This week’s release of the sunshine list also raises the issue of how health care executives are compensated.
As part of the government’s quality improvement plan, as of April 1st CEO salaries will be linked to performance on quality indicators such as progress on wait times and their ability to balance a budget.
However, in the recent budget the government also announced a plan to cut 10 per cent off executive salaries over the next two years.
Not surprisingly, Ontario Hospital Association President Tom Closson told the Globe and Mail that “government policies are colliding with each other. We haven’t even implemented the quality improvement plan and the pay for performance within it, and now we have another idea piled on.”

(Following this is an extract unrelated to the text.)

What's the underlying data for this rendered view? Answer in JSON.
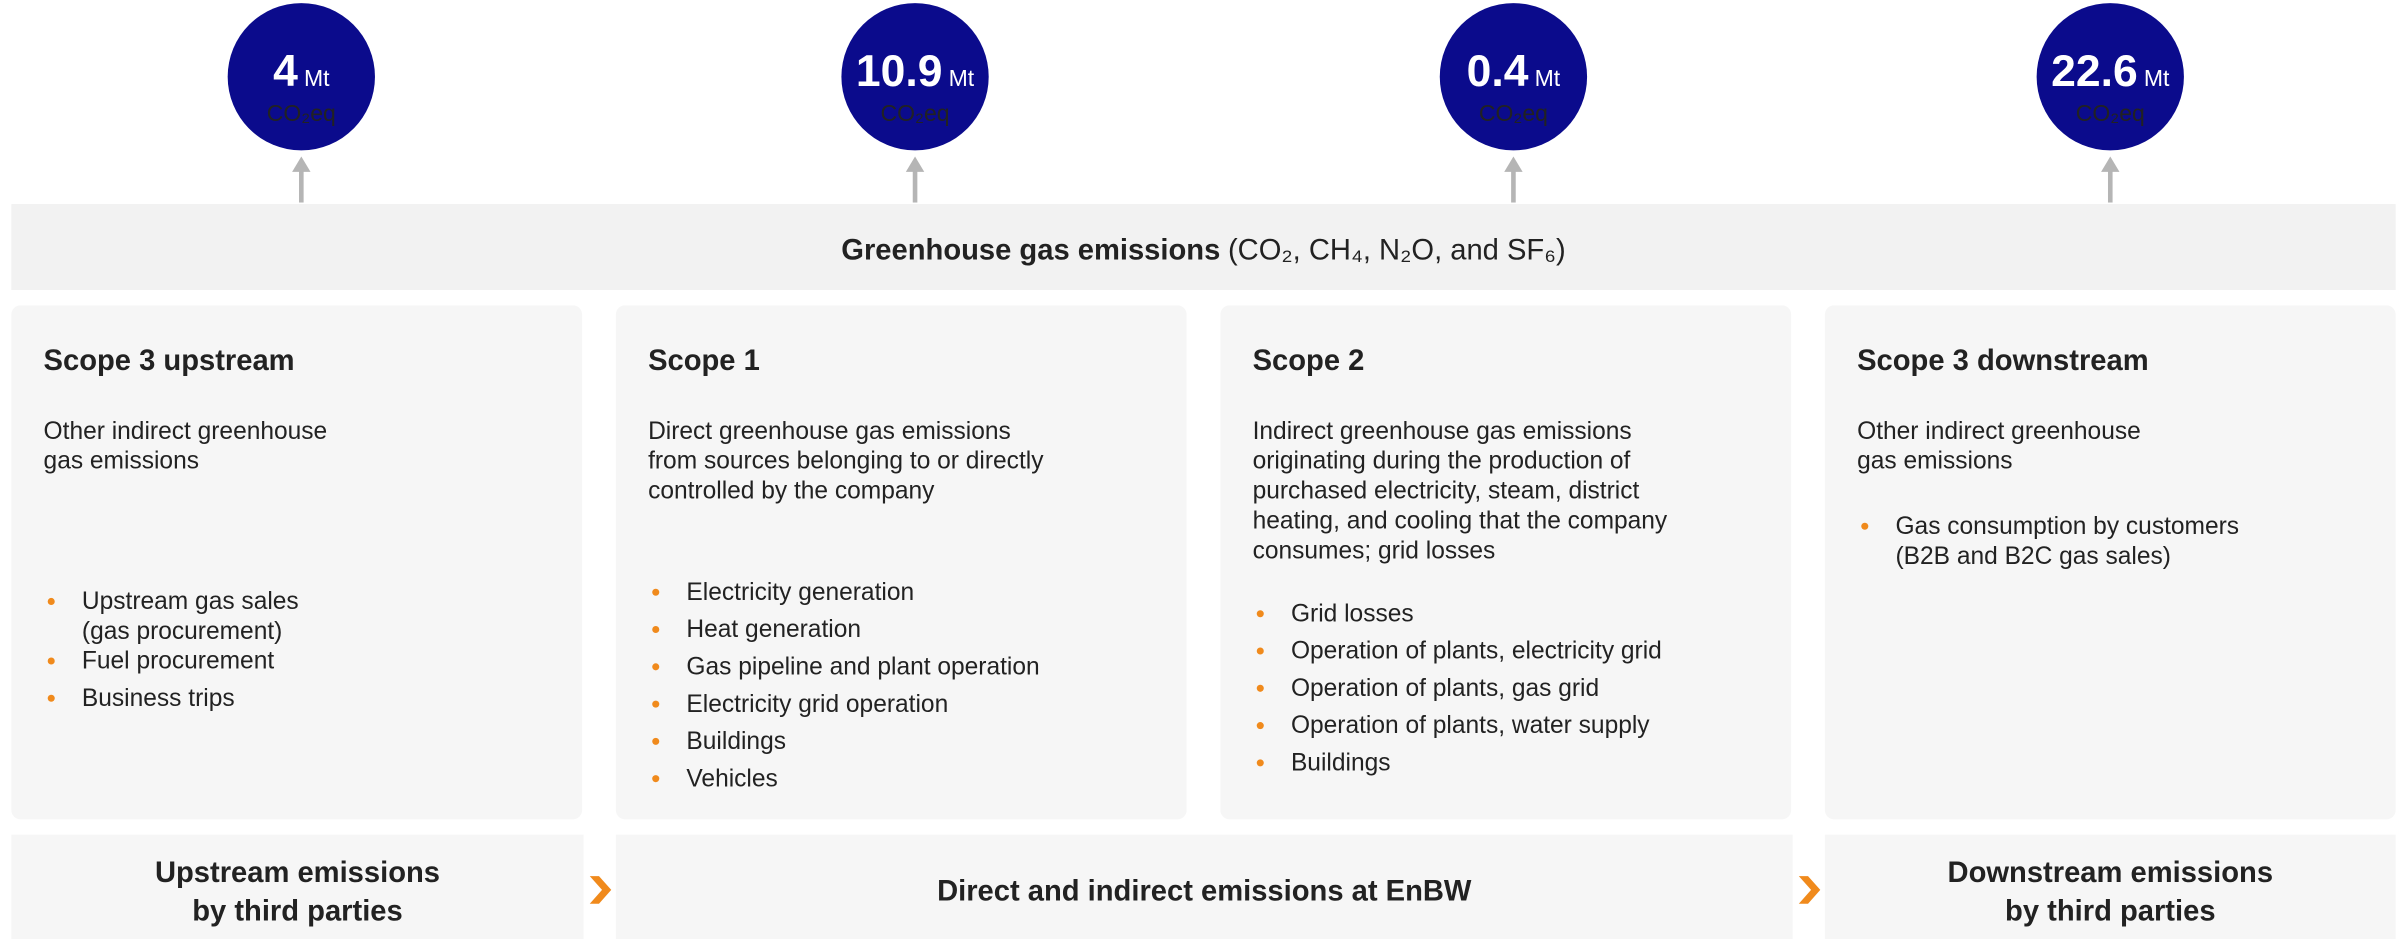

At the Ottawa Hospital, the number of employees on the sunshine list actually went into considerable decline from the previous year. In 2010 292 employees made the list, down from 349 the year before. The hospital says that virtually the entire senior management group reporter smaller earnings. That includes CEO Dr. Jack Kitts – his salary dropped by $21,000. However, Dr. Kitts should still be able to pay his Cable bill on $642,000 per year.
Kitts doesn’t take the distinction of having the biggest paycheque, that honour remains with Dr. Robert Bell, CEO of Toronto’s University Health Network. Bell’s compensation in 2010 remains unchanged from the previous year at $753,992.